Single-cell transcriptional profile of T cells and NK cells. (A) UMAP plot of cell subtypes of T cell. (B) Barplot of the percentageof T cell subtypes in each sample. (C) Bubble plot showing gene ontology (GO) terms of each group. Gene ratio was indicated by the circle size and color indicated the adjusted pvalue. (D–E) Ridgeplot shows the distribution of subtypes of CD4 + T and CD8 + T cell along pesudotime(top), heatmap of differential expressed genes along pesudotime trajectory(bottom). (F) RNA velocity plot of T cell. (G) Umap plot of the distribution of TCR clonotype split by group. (H) Alluvial plot illustrating amino acid sequence VDJC genes clonotype changes of TCR between samples.

Fig. 5

Single-cell transcriptional profile of B cells. (A) Umap plot of cell subtypes of B cell split by groups. (B) Bubble plot showing KEGG terms of each group. Gene ratio was indicated by the circle size and color indicated the adjusted pvalue. (C) Ridgeplot of the distribution of B cell subtype (top) and heatmap of differential expressed genes (bottom) along pesudotime trajectory. (D) RNA velocity plot of B cell. (E) Dot plot of the predicted interactions between B cell subtypes in different group.
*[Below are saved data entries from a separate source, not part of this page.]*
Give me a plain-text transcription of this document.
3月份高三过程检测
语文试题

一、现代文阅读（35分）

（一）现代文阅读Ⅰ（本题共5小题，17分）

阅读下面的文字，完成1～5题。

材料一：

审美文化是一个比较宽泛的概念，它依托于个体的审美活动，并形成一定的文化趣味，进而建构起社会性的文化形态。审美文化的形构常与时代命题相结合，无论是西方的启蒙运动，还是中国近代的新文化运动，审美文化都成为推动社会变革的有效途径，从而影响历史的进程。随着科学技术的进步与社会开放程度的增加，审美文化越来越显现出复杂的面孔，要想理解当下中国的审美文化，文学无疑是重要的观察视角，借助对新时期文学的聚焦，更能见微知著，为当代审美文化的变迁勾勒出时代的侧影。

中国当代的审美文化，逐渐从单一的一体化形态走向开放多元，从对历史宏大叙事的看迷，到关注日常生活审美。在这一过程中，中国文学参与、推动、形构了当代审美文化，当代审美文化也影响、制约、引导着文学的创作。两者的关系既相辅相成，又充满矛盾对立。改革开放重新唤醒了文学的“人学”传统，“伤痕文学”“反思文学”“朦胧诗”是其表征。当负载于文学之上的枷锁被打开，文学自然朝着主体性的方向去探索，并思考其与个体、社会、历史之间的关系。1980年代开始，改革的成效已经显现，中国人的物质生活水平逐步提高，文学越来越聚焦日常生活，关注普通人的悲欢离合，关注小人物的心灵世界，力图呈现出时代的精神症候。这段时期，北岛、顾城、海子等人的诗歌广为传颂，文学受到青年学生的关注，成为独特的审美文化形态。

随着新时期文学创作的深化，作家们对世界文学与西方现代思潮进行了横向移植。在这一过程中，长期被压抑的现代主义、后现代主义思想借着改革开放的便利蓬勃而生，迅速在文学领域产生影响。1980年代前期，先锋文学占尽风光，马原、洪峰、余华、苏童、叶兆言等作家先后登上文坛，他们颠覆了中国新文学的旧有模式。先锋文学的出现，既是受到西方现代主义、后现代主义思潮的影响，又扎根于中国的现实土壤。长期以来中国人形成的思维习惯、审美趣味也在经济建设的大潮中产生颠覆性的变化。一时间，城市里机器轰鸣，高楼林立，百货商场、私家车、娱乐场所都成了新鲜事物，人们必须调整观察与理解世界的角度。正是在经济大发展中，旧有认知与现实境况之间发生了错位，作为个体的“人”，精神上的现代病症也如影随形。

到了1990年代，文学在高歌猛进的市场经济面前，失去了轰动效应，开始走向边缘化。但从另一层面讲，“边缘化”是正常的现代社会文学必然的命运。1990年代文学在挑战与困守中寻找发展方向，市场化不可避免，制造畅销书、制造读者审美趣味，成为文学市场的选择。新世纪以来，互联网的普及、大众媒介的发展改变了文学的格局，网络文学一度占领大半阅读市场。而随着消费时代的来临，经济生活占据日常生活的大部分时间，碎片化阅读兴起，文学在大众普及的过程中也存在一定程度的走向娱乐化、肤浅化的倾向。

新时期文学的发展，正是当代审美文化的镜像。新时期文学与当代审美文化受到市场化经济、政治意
Interactions are indicated by the color. (F) Umap plot illustrating the distribution of BCR clonotype. (G) Umap plot of the distribution of BCR clonotype split by group. (H) Alluvial plot illustrating amino acid sequence VDJC genes clonotype changes of BCR between samples.

Fig. 6

Cellular interactions between PBMC cell types. (A) Number of cell-cell interactions between each cell types in each group. (B) KEGG pathway dotplot of health control, MPS1, and MPS2. (C–E). Dot plot of the predicted interactions between each cell types in different group. Interactions are indicated by the color. (C) ligan-receptor pairs between cells except monocyte and macrophage; (D) ligan-receptor pairs between monocyte and other cell types; (E) ligan-receptor pairs between macrophage and other cell types. (F) Predicated cell transformation and cellular interactions through potential ligand-receptor pairs.